The raw and converted scores of the QOL-35 questionnaire at (A) initial presentation, (B) after intervention, and (C) at the most recent visit. QOL-35, CI Quality of Life-35.

Discussion

The overall goal of this case study is to highlight the consideration of a patient’s anatomy when making changes in CI programming. Utilizing an interdisciplinary team-based approach can significantly enhance patient outcomes. Compared to the patient’s status when they first presented, significant improvements have been achieved in their current performance.

Inner ear malformations such as IP-II can impact hearing outcomes post-CI surgery. Structural and functional changes occur in both the cochlea and proximal vestibular structures as a result of implantation surgery due to their proximity. ¹⁰ Patients with inner ear malformations can perform worse than their peers with normal anatomy.^11,12 An investigation on the audiological performance of patients with inner ear malformations was conducted by Ozkan et al, ¹³ which revealed that favorable outcomes increased when the cochlear nerve was visible on MRI. This emphasizes the need for imaging and a care team that has an in-depth understanding of the anatomical complexities to create realistic expectations regarding the patient’s capacity for improvement after surgery.
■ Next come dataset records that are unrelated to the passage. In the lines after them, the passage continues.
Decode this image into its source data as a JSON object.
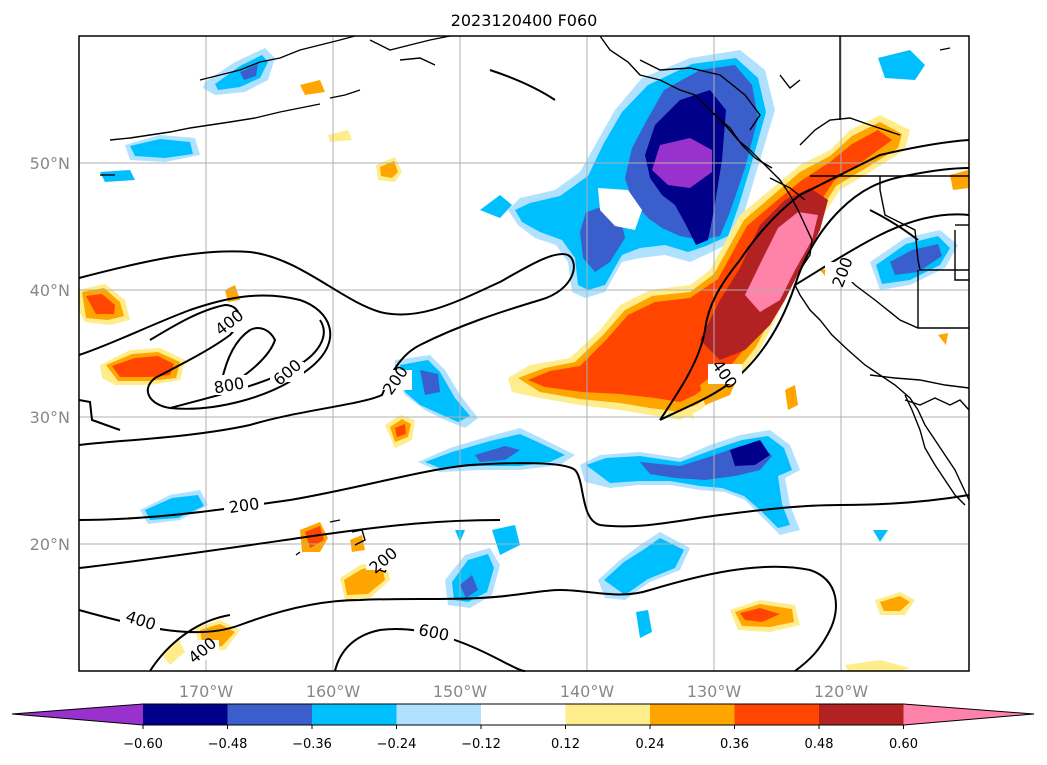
{
  "title": "2023120400 F060",
  "latitude_labels": [
    "50°N",
    "40°N",
    "30°N",
    "20°N"
  ],
  "longitude_labels": [
    "170°W",
    "160°W",
    "150°W",
    "140°W",
    "130°W",
    "120°W"
  ],
  "colorbar": {
    "ticks": [
      "−0.60",
      "−0.48",
      "−0.36",
      "−0.24",
      "−0.12",
      "0.12",
      "0.24",
      "0.36",
      "0.48",
      "0.60"
    ],
    "colors": [
      "#9932cc",
      "#00008b",
      "#3a5fcd",
      "#00bfff",
      "#b0e2ff",
      "#ffffff",
      "#ffec8b",
      "#ffa500",
      "#ff4500",
      "#b22222",
      "#ff82ab"
    ]
  },
  "contour_labels": [
    "400",
    "600",
    "800",
    "200",
    "400",
    "200",
    "200",
    "400",
    "600",
    "400",
    "200"
  ],
  "colors": {
    "contour": "#000000",
    "coast": "#000000",
    "grid": "#b0b0b0",
    "label_gray": "#888888"
  }
}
For this patient, contributing factors such as vestibular symptoms, FNS, and overall hearing ability significantly affected her quality of life. The nature of CI surgery can lead to vestibular disorders post-implantation. ¹⁰ However, there is great variability in likelihood that patients will be affected due to variables such as their etiology of hearing loss, surgical technique, intraoperative trauma, and premorbid vestibular function, to name a few. ¹⁴ Programming measures, such as strategically disabling electrodes and altering pulse width, can be taken to mitigate FNS to improve function.^12,15 Perimodiolar electrodes typically have a lower occurrence of FNS compared to lateral wall electrodes.^16,17 This is usually a result of requiring less electrical stimulation due to their proximity to the basilar membrane. However, programming the CI with excessively high current levels or leaving electrodes out of compliance can lead to FNS, regardless of the type of electrode used. Both increasing pulse width and simultaneously lowering her current stimulation levels likely resolved her symptoms. ² Surgical interventions should only be considered if other adjustments do not elicit benefit. ¹² Utilizing a specialized team to determine the cause of any symptoms persisting postsurgery is vital to avoid unnecessary procedures. Extending the pulse width in cases such as this can be an option to reduce the necessary electrical current, thereby providing patients with audibility and reducing the prevalence of FNS.
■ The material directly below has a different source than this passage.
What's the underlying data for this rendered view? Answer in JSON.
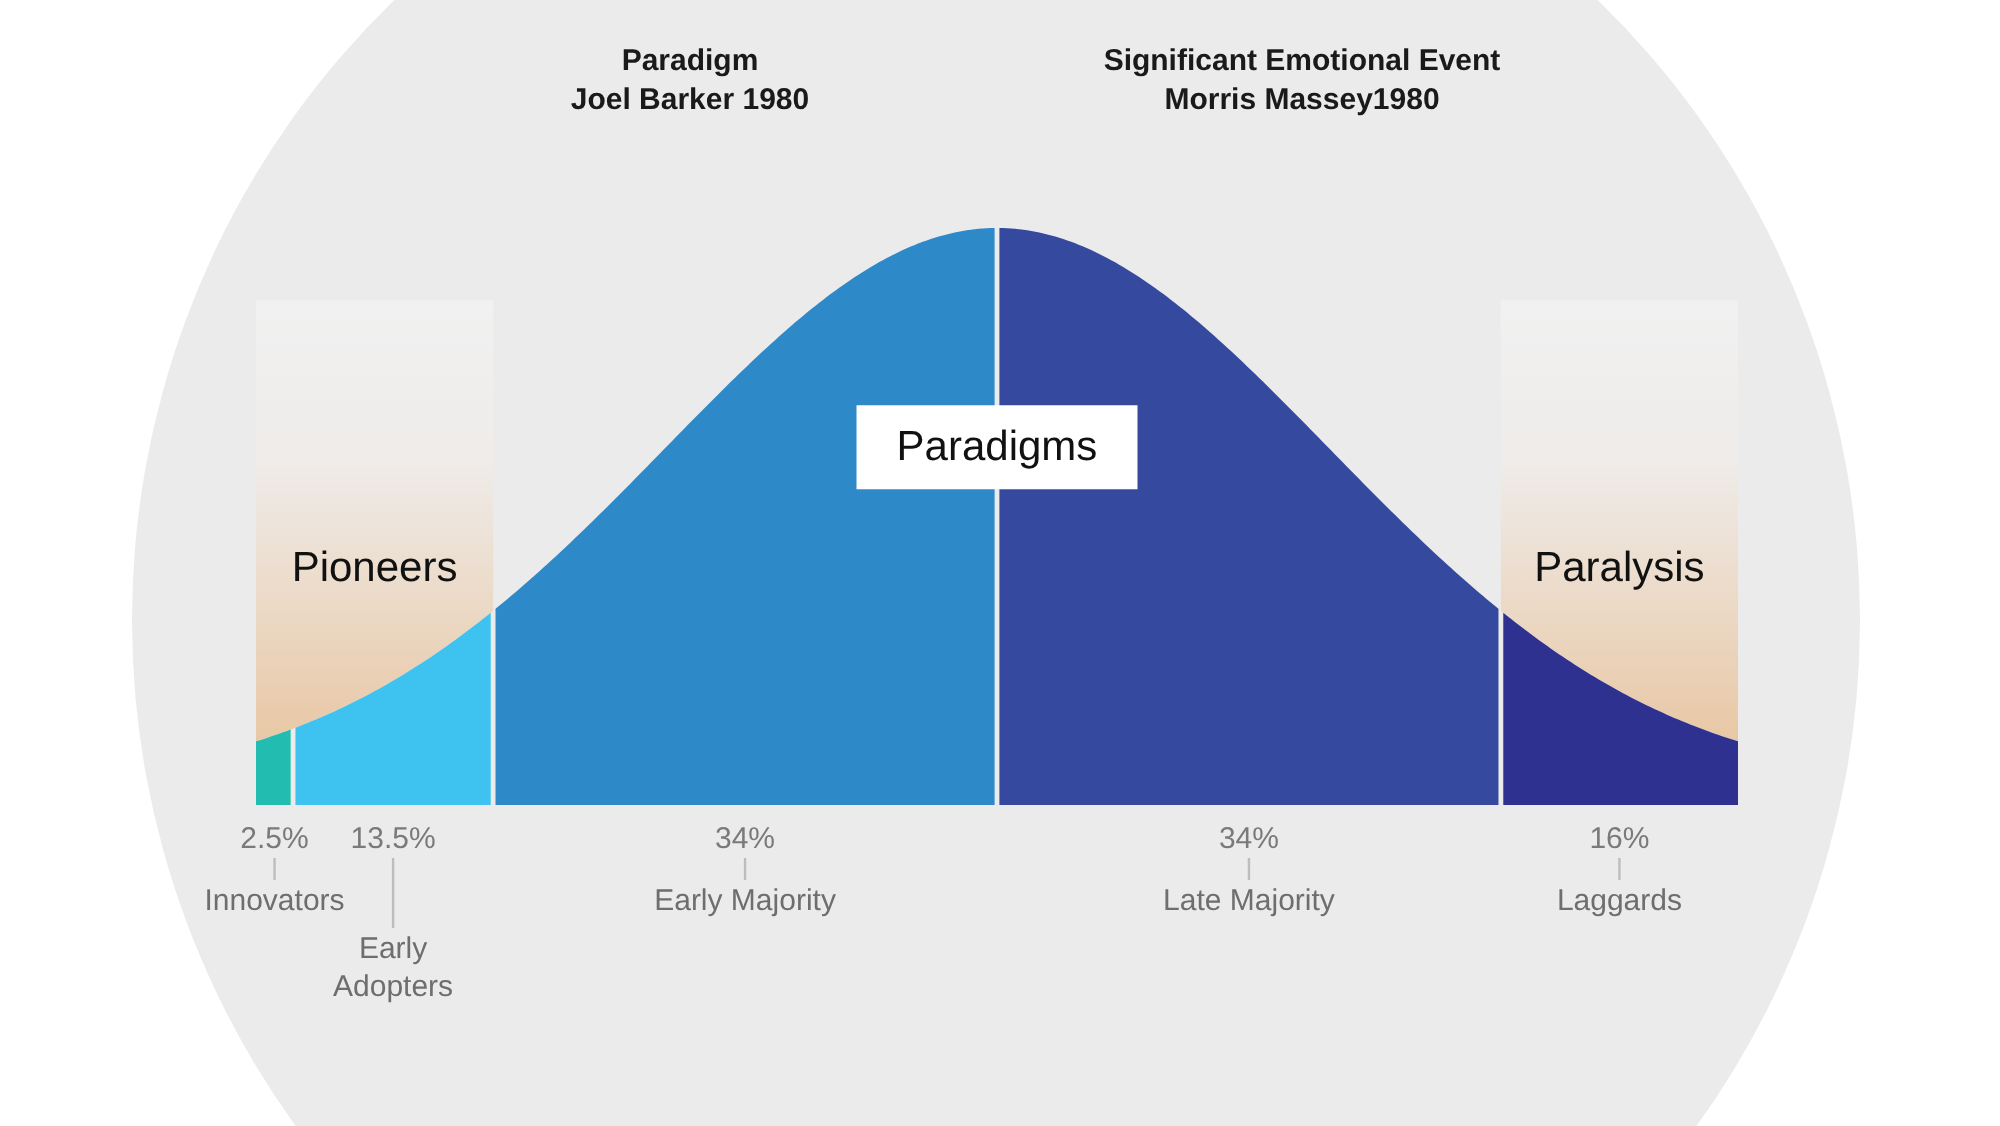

Investigative measures should be taken before deactivating electrodes. Each electrode deactivated changes the frequency allocation of the remaining electrodes. Removing too many can result in pitch mismatches and increased signal compression, both of which can result in poorer speech perception outcomes.^7,9 However, the removal of negatively affected electrodes can aid in reducing FNS or inaudible electrical current if electrodes have migrated out of the cochlea. ¹²

This case study reviews a patient who required a comprehensive team-based approach to achieve her best performance with a CI. The importance of auditory rehabilitation throughout this process cannot be overlooked in rebuilding this patient’s confidence in device use. Speech-Language Pathologists are integral to the CI process. Following visits with the SLP team, the patient was able to advocate for herself in the workplace and improve her quality of life. This experience led to the current consideration of implanting her right ear. Since at one point, she was unsure of any possible improvement with her CI this is quite meaningful. With continued progress, we have tremendous confidence in continued beneficial outcomes for both the patient and others with similar stories.